両目はもう潤みっぱなしで何も見えなくて、だからぼくは両手を伸ばして霧我を探した。


そうしたら、霧我の唇でぼくの伸ばした両手にキスを落としてくれた。


「ん……ふぅ……」

たったそれだけなのに、もっと硬くなるぼく自身。


「鈴、いいか? 挿れるぞ?」



そう言って確認を取ってくれるのは、ぼくはまだ中で快楽を得ることができないから――。



霧我とえっちするの、すごく痛い。

でも、どうしてかな。


今日はね、とてもとても気持ちがいいんだ。

今日だったら、霧我を受け入れて、ずっと快楽を感じることができるって、そう思った。



「いいよ、霧我。

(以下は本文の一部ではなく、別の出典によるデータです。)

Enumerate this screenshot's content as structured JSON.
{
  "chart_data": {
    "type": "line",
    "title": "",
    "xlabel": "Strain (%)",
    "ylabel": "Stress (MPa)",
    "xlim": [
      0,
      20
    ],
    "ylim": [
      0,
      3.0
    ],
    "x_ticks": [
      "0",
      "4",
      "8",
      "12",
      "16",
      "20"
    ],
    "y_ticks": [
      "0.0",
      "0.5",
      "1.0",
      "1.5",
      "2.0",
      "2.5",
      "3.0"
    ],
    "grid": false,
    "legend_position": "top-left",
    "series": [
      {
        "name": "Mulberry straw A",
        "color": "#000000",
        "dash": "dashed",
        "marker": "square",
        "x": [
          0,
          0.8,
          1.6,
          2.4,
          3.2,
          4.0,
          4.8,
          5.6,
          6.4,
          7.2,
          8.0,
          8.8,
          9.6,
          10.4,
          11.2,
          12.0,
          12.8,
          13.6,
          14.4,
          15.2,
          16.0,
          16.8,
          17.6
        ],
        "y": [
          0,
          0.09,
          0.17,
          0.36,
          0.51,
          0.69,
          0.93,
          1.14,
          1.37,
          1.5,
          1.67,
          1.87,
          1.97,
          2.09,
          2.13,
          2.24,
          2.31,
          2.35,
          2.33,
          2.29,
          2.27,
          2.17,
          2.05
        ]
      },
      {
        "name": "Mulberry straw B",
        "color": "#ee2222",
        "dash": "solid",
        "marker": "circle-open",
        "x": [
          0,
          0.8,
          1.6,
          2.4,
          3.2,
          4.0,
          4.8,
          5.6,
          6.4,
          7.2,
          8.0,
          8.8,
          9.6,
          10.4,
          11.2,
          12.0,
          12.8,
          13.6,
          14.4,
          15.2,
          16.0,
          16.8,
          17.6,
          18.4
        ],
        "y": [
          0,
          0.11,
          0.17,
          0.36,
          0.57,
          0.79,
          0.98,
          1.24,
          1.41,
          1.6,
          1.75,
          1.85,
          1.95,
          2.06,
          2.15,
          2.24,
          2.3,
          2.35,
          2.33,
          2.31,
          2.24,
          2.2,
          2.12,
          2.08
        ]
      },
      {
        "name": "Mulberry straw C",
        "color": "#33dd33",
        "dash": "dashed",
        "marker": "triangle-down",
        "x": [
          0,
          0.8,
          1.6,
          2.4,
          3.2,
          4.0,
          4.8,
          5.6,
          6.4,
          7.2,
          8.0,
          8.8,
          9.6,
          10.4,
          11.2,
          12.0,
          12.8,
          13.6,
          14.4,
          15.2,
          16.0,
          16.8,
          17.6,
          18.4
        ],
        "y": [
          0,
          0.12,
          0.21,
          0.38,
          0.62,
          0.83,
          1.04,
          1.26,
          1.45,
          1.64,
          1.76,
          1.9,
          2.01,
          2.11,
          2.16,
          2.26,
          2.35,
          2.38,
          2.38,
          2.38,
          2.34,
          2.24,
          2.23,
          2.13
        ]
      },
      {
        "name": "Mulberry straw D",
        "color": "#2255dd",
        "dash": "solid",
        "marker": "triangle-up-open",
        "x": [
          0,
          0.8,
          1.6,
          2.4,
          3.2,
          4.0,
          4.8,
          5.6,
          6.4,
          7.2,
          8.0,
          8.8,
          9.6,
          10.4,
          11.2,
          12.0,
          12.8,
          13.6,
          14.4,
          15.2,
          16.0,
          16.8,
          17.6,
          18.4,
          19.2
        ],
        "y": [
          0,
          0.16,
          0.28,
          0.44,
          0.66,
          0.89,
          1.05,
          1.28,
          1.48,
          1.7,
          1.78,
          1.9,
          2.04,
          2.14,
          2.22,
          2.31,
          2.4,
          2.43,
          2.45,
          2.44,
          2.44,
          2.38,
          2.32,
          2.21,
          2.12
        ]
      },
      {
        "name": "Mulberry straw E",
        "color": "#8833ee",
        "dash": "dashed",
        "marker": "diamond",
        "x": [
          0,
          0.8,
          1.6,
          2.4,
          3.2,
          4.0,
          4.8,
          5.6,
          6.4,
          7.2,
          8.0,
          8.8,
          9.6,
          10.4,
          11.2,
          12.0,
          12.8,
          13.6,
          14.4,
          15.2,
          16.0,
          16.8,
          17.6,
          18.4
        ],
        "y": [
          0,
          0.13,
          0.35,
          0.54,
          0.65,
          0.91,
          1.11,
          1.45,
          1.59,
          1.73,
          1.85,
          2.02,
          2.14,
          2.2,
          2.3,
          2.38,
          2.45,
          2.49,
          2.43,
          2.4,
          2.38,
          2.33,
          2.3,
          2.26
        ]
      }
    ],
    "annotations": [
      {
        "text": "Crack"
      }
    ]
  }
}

お願い、きて……。霧我とひとつになりたい」


ぼくがそう言うと、霧我は苦しそうに唸って、ぼくの小さな穴の中へ自身を押し込めてきた。


「ん、ふぁあっ!!」

今日は大丈夫。

そう思った。


だけど、いくら濡らしてあっても中に挿入されるのはすごく痛い。

やっぱり指とは比べものにならなくらい、霧我のは大きいんだ。


「ん……」


だけど、痛いって言ったら、優しい霧我はぼくを気遣って、挿れてくれるのを止める。


そんなの、イヤ。


一緒に繋がっていたい。




「むがっ、むがっ、むがぁっ!!」

だから、代わりに霧我の名前をたくさんたくさん言うんだ。